2018年10月20日土曜日

1885 ハックルベリー・フィンの冒険

 「アメリカの文学はこの一冊から始まった」
とヘミングウェイが言ったとか言わないとか。
 なんにせよ、日本で言うとこの、夏目漱石の「こころ」みたいに、アメリカ文学の記念碑的作品なのは間違いないようです。

 内容はトム・ソーヤーに登場したハックルベリー・フィンの後日談ですが、トム・ソーヤーとはテイストや世界観も異なっており、より深刻で、深い物語となっております。

 だいたいの大筋でいくと、ハックが逃亡奴隷であるジムと一緒に筏で川を下っていく大冒険という物語です。これにより、全面的に人種差別、を扱った物語となり、物議でしかありません。
 ほぼ全編にわたってハックの独白体であり、ハックは南部訛りで話すので、物語全編にわたって方言で書かれてるといったような特殊な文章で書かれています。


 アメリカの歴史って、世界史で殆ど扱われないですよね、たぶん、独立、奴隷解放、までなんと1ページ、ゴールドラッシュののちに、鉄道開通、いつのまにか世界の強国になっていて、あとは棍棒外交・・、世界大戦で没落するヨーロッパを尻目に世界の覇権をにぎるっていう感じ。
 ようするにアメリカ発見から南北戦争、までの間のアメリカの発展の歴史ってのは一切歴史の教科書には載ってません。インディアンを駆逐し、黒人奴隷を大量に導入して農業生産をあげていく、っていうアメリカの基礎、が作られている過程、ここは謎に満ちています。だから日本人としては、アメリカが人種問題でもめてたりしても、なんかよくわかんない、伝わってこないのです。アメリカの根深い問題ってのはこの時代に作られたものだから。

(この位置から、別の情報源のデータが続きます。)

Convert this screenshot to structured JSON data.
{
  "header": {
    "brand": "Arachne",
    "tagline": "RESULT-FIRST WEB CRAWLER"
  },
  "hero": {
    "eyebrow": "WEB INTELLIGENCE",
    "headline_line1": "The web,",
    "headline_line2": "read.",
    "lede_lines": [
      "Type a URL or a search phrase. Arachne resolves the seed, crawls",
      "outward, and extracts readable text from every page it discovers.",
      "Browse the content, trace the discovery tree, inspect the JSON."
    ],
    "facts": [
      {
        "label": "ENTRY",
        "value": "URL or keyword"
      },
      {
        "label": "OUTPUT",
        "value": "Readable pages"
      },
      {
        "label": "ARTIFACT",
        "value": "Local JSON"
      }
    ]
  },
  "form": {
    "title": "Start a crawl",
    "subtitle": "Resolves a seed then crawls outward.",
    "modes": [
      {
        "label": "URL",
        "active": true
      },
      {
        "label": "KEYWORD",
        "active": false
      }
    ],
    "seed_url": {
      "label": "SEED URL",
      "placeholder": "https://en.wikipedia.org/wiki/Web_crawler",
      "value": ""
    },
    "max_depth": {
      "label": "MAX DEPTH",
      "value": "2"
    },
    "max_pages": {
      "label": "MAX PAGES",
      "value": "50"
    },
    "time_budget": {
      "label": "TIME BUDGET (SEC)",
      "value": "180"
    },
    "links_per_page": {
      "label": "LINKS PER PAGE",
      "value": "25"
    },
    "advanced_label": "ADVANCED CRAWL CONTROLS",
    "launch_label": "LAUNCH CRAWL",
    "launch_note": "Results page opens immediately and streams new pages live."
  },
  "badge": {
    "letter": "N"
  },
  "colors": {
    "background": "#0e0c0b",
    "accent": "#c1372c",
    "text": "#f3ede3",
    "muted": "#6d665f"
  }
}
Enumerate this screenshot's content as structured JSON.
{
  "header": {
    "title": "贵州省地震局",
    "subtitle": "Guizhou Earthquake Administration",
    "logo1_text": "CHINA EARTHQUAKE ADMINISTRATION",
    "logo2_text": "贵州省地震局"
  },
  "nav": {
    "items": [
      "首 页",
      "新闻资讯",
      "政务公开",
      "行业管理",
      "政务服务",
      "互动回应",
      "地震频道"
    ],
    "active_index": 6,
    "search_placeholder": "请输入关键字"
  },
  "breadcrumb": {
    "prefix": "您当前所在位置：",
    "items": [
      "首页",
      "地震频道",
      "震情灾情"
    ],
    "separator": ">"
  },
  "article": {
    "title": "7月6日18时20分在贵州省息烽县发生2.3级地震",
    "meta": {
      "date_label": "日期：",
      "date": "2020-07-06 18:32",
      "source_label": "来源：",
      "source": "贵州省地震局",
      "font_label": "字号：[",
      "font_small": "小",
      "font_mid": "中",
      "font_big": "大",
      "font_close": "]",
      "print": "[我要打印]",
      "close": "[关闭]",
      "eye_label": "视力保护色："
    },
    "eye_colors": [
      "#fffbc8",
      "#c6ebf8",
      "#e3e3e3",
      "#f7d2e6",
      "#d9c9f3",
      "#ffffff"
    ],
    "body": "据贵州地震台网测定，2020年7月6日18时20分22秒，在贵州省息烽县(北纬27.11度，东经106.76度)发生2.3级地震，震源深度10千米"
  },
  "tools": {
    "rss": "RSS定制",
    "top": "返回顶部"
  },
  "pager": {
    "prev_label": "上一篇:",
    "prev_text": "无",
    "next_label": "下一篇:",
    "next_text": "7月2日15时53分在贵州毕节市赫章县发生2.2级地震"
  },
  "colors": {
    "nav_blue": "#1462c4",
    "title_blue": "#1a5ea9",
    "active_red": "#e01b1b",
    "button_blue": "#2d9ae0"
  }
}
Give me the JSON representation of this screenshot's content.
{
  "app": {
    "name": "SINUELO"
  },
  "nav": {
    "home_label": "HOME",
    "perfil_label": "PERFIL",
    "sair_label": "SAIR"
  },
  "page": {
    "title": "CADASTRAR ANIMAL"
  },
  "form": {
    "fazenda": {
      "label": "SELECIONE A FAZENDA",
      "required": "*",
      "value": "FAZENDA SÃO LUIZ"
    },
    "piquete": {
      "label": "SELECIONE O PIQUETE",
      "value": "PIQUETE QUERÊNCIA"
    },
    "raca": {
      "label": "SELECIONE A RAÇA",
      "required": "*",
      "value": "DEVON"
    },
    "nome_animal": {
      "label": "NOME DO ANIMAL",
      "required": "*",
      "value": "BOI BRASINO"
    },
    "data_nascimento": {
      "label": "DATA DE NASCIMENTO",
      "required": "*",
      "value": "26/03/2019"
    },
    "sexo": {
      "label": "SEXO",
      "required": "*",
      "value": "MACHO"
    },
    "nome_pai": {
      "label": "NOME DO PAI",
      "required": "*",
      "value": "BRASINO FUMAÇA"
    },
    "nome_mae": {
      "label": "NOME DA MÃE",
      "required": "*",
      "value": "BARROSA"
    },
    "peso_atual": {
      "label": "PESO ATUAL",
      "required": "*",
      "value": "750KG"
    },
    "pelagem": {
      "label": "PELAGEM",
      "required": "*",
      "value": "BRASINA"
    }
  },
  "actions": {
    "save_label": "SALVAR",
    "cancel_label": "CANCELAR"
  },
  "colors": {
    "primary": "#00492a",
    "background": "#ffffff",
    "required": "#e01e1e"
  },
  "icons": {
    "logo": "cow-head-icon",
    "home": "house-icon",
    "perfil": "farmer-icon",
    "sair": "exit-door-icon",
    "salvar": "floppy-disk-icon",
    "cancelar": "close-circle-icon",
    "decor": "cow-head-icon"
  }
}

 この小説は1840年台、つまり南北戦争直前の時代の南部、を舞台にしているんですが、アメリカの1840年台ってこんなん!?ってくらいめちゃくちゃです、私闘や決闘、盗みが常態化していてカオスなセカイ。しかし牧歌的で生き生きとしたセカイでもあり、伝道やら日曜学校だの、キリスト教の支配が強い時代。

 アメリカの豊かさ、を作ったのは黒人奴隷であることが疑いようもなく、国家が発展する段階ではどういう方法にしろ、奴隷労働的なものが必要であるというのも事実。しかしわざわざアフリカから奴隷として人間を積み込んで来て、それを働かせて農場を経営するなんて、ものすげーことをやりやがるものだと言う感じ。想像力を超えてます。それも船、で。何ヶ月も決死行を繰り返してそんなことをやるんです。頭がどうかしてるぜ。死ぬのが全然怖くないんか・・っていう感じ。
 ヒトラーとユダヤ人、ヒトラーは最悪のクズ、っていうイメージをさんざん植え付けられていますけども、奴隷貿易、をしてたアメリカと欧米諸国っていうのは、どう考えてもそれ以上にひどいし歴史も長いし、根が深いです。
 けどアメリカを誰も戦争で叩きのめせないが故に誰もそれを追求出来ないという闇のふかーーーい問題です。結局のとこ、何が悪か?というと戦争で、負けること、ただそれだけが悪であって、勝てばすべて許されるんだな・・っていうのが私達の教訓ですかね。

 アメリカの歴史っていうのはそういうことだとワタシは思います、とにかく、勝て、それがすべてである。ってわけです。